El asesinato del periodista Francisco Alejandro Leyva Aguilar abrió una investigación penal, pero también desató una crisis política para el gobierno de Salomón Jara Cruz, de Morena. En Oaxaca, la exigencia no sólo es justicia para un comunicador asesinado, sino respuestas claras ante un escenario de confrontación entre el poder y la prensa crítica.

El 24 de julio de 2026, mientras familiares y periodistas exigían esclarecer el homicidio, la conferencia del gobernador quedó bajo cuestionamiento, tras difundirse documentos titulados “Preguntas trampa, 24 de julio de 2026”, donde se prepararon preguntas y respuestas sobre el video en el que Alejandro Leyva responsabilizaba al mandatario de cualquier agresión en su contra.

La polémica creció por los señalamientos de que la conferencia se realizó sin la transmisión oficial habitual y con acceso restringido. Para diversos sectores, la estrategia fue vista como un intento de controlar la narrativa en lugar de abrir un ejercicio de verdadera rendición de cuentas.

Sin embargo, periodistas lograron cuestionar directamente al gobernador y romper el esquema previsto. Las preguntas incómodas pusieron sobre la mesa el clima de tensión con medios críticos y las preocupaciones sobre la libertad de expresión en Oaxaca.

Salomón Jara negó cualquier relación con el asesinato, rechazó solicitar licencia y afirmó estar dispuesto a comparecer ante la Fiscalía General de la República. Pero en una democracia, la confianza no se recupera con declaraciones: se recupera con transparencia, investigaciones imparciales y resultados.

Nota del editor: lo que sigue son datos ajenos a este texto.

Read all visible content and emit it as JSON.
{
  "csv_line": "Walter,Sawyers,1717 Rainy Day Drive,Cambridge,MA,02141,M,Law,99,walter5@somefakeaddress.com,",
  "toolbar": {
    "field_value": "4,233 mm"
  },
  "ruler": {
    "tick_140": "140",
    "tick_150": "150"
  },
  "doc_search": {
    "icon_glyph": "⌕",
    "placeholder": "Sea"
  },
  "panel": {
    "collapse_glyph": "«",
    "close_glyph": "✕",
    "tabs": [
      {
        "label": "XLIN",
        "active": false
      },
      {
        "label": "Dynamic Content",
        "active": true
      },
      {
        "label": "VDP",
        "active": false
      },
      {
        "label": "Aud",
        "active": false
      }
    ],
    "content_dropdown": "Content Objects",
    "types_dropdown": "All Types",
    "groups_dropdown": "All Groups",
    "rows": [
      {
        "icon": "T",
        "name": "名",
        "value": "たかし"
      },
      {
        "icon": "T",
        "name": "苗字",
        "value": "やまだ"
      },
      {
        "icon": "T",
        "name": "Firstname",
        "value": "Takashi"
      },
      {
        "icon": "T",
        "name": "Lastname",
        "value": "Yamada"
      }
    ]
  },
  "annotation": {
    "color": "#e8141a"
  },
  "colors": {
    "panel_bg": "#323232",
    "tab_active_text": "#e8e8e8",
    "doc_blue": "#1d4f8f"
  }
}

El caso Alejandro Leyva representa una prueba para las instituciones. Las denuncias realizadas por el periodista antes de morir deben ser investigadas sin sesgos ni privilegios. La justicia no puede depender de intereses políticos.

La crisis aumenta cuando desde el poder se plantea ignorar a medios críticos bajo acusaciones de “odio”. Un gobierno democrático no puede elegir qué preguntas responder ni qué periodistas escuchar. La crítica es parte esencial de la vida pública.

Oaxaca exige verdad y justicia. Porque cuando un periodista es asesinado, el problema no termina con encontrar culpables: también obliga a revisar las condiciones que permitieron que la violencia contra la prensa llegara hasta ese punto. La respuesta no puede ser un guion; debe ser transparencia.